How does it work? First, the customer fits a "Cloud Cam" camera inside their hall and a compatible smart lock on their door. Then when an Amazon courier arrives, they are able to unlock the door and drop the package off inside. The camera, meanwhile, records the delivery to make sure it all goes as it should (making sure the courier doesn't wander off inside the customer's home, for example).
Alternatively, it can be used to let in professional services like cleaners, and can create temporary passcodes for friends.
'This is a core part of the Amazon shopping experience'
"This is not an experiment for us," said Peter Larsen, Amazon vice president of delivery technology, in an interview with news wire Reuters. "This is a core part of the Amazon shopping experience from this point forward."

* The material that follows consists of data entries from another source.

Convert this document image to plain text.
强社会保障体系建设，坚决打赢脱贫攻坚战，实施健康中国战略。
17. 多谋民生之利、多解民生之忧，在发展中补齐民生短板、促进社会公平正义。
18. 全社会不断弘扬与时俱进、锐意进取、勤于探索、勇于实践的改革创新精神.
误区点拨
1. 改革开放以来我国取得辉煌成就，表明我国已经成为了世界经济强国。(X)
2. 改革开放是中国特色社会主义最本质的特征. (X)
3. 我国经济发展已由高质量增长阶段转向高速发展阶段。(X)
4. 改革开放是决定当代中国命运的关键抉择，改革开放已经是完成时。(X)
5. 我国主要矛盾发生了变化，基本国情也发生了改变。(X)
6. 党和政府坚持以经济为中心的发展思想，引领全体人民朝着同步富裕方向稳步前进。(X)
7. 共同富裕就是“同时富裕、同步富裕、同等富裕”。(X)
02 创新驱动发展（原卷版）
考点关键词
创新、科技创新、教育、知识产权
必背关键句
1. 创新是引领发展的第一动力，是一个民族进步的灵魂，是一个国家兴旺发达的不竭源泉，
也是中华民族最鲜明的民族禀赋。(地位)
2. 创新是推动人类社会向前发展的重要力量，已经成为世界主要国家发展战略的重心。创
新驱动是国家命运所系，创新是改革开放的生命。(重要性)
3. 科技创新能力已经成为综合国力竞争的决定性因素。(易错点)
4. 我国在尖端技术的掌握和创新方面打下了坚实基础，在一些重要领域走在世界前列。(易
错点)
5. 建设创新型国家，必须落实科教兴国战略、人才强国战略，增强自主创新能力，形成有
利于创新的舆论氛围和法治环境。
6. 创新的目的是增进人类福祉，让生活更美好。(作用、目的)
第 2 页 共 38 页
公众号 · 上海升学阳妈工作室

It's only available to Amazon Prime members in certain cities in the US so far, who can pay $249.99 (£189) and up for a cloud-controlled camera and lock that the company offers to install. Couriers are told to ring a doorbell or knock when they arrive at someone's house. If no one greets them, they press 'unlock' in a mobile app, and Amazon checks its systems in an instant to make sure the right associate and package are present.
The camera then streams video to the customer who remotely can watch the in-home delivery take place. The delivery associate cannot proceed with other trips until the home is again locked.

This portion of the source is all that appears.